Rebecca began her choreographic career collaborating with popular avant-garde composer/activist Fred Ho, and two-time Tony-award winning theater director Bartlett Sher. Other notable collaborators include scientist and MacArthur fellow Naomi Leonard, composers Daniel Trueman and Paul Lansky; new music ensembles Newspeak, Mobius and SŌ Percussion; visual artist Janet Echelman; and dance artists Raja Feather Kelly, Cori Kresge, Jennifer Lafferty, Rashaun Mitchell, and Silas Riener. 

Rebecca’s performance project There Might Be Others won a 2016 New York Dance and Performance “Bessie” Award before touring internationally. Commissioned by New York Live Arts, this international collaboration involved 12 percussionists and 15 dancers from five countries, and produced a book of intra-disciplinary scores for music and movement published by Brooklyn’s Operating System Press. Her current project Everywhere the Edges is supported by The National Creation Fund and The Canada Council for the Arts. 
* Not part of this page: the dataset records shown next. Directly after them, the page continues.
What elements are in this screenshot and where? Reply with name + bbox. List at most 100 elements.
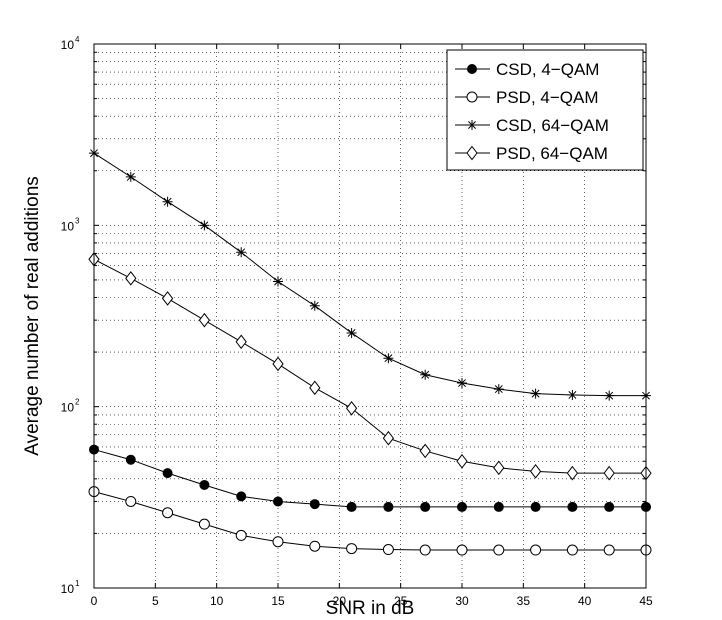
data-point	[567, 389, 578, 400]
data-point	[162, 196, 173, 207]
series-line	[93, 258, 646, 474]
x-tick-label: 40	[578, 594, 592, 608]
series-0	[89, 444, 651, 512]
data-point	[419, 544, 431, 556]
data-point	[198, 312, 211, 328]
y-tick-label-base: 10	[61, 582, 75, 596]
x-tick-label: 10	[210, 594, 224, 608]
x-tick-label: 25	[394, 594, 408, 608]
y-tick-label-exponent: 1	[75, 579, 80, 588]
series-1	[88, 486, 652, 556]
data-point	[420, 501, 431, 512]
data-point	[603, 544, 615, 556]
x-axis-title: SNR in dB	[326, 598, 415, 619]
data-point	[199, 220, 210, 231]
x-tick-label: 35	[517, 594, 531, 608]
data-point	[566, 465, 579, 481]
y-axis-title: Average number of real additions	[22, 176, 43, 456]
data-point	[383, 353, 394, 364]
legend-entry-0: CSD, 4−QAM	[455, 60, 599, 79]
data-point	[309, 540, 321, 552]
data-point	[236, 491, 247, 502]
legend-entry-2: CSD, 64−QAM	[455, 116, 609, 135]
data-point	[273, 496, 283, 507]
data-point	[125, 495, 137, 507]
data-point	[530, 544, 542, 556]
data-point	[419, 443, 431, 459]
series-2	[89, 148, 651, 401]
data-point	[529, 464, 542, 479]
data-point	[345, 400, 358, 416]
data-point	[346, 543, 358, 555]
x-tick-label: 30	[455, 594, 469, 608]
legend-label: CSD, 64−QAM	[496, 116, 609, 135]
data-point	[273, 276, 283, 287]
data-point	[125, 171, 136, 182]
data-point	[272, 536, 284, 548]
y-tick-label-base: 10	[61, 401, 75, 415]
data-point	[603, 465, 615, 481]
legend-marker	[466, 91, 478, 103]
data-point	[604, 501, 615, 512]
data-point	[383, 501, 394, 512]
data-point	[346, 501, 357, 512]
legend-marker	[467, 64, 477, 74]
legend-marker	[467, 120, 477, 130]
data-point	[566, 544, 578, 556]
x-tick-label: 45	[639, 594, 653, 608]
data-point	[604, 390, 615, 401]
y-tick-label-base: 10	[61, 38, 75, 52]
data-point	[346, 327, 357, 338]
x-tick-label: 15	[271, 594, 285, 608]
x-tick-label: 0	[91, 594, 98, 608]
data-point	[236, 247, 247, 258]
data-point	[125, 271, 137, 286]
data-point	[309, 300, 320, 311]
data-point	[567, 501, 578, 512]
series-layer	[88, 148, 652, 556]
legend-label: PSD, 64−QAM	[496, 144, 608, 163]
data-point	[309, 499, 320, 510]
data-point	[457, 501, 467, 512]
data-point	[382, 430, 395, 446]
y-tick-label-exponent: 2	[75, 398, 80, 407]
series-3	[88, 251, 652, 481]
data-point	[382, 544, 394, 556]
data-point	[198, 518, 210, 530]
legend-entry-1: PSD, 4−QAM	[455, 88, 599, 107]
data-point	[457, 378, 467, 389]
data-point	[493, 384, 504, 395]
y-tick-label-exponent: 3	[75, 216, 80, 225]
series-line	[93, 449, 646, 508]
data-point	[125, 454, 136, 465]
data-point	[420, 369, 431, 380]
legend-label: CSD, 4−QAM	[496, 60, 599, 79]
data-point	[456, 453, 468, 469]
data-point	[162, 507, 174, 519]
x-tick-label: 20	[333, 594, 347, 608]
series-line	[93, 491, 646, 551]
legend-box	[446, 49, 644, 171]
plot-frame	[93, 43, 647, 589]
data-point	[161, 291, 174, 306]
data-point	[456, 544, 468, 556]
series-line	[93, 152, 646, 397]
legend-label: PSD, 4−QAM	[496, 88, 599, 107]
data-point	[530, 501, 541, 512]
data-point	[272, 356, 284, 372]
grid	[94, 44, 646, 588]
data-point	[309, 380, 321, 396]
data-point	[235, 334, 247, 350]
data-point	[235, 529, 247, 541]
data-point	[493, 544, 505, 556]
x-tick-label: 5	[152, 594, 159, 608]
data-point	[162, 468, 173, 479]
data-point	[493, 460, 505, 476]
y-tick-label-exponent: 4	[75, 35, 80, 44]
legend: CSD, 4−QAM PSD, 4−QAM CSD, 64−QAM PSD, 64−Q…	[446, 49, 644, 171]
data-point	[493, 501, 504, 512]
data-point	[530, 388, 541, 399]
data-point	[199, 479, 210, 490]
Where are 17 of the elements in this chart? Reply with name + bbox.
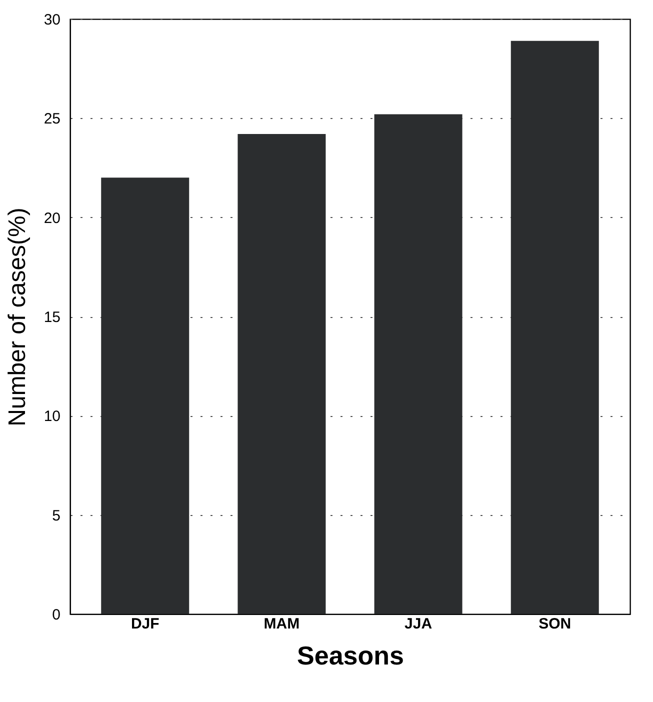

Among her many honors, Rebecca  is also the recipient of a Bessie Schönberg Choreography Residency at The Yard; an honorary fellowship to Djerassi; Artist­-in-­Residence awards from The Joyce Theater Foundation and Movement Research; and major funding from New Music USA, New York City Department of Cultural Affairs, and Harkness Foundation for Dance. 

Her work has been performed extensively in performance spaces throughout New York, as well as Canada, Greece, Russia, Turkey and Poland; with recent performances at The La MaMa Moves! Festival, Invisible Dog Art Center, New York Live Arts; Canada’s Scotia Festival of Music and Live Art Dance; and Poland’s prestigious Malta Festival. A film adaptation of her work was presented at the 2014 Venice Architecture Biennale.

Rebecca is Professor of Practice and Associate Director of the Program in Dance at Princeton University. In 2019, she was awarded Princeton’s prestigious grant, Innovation Fund for Research Collaborations with Artists and Scientists or Engineers. 

Rebecca was born in Halifax, Canada and graduated from The Juilliard School.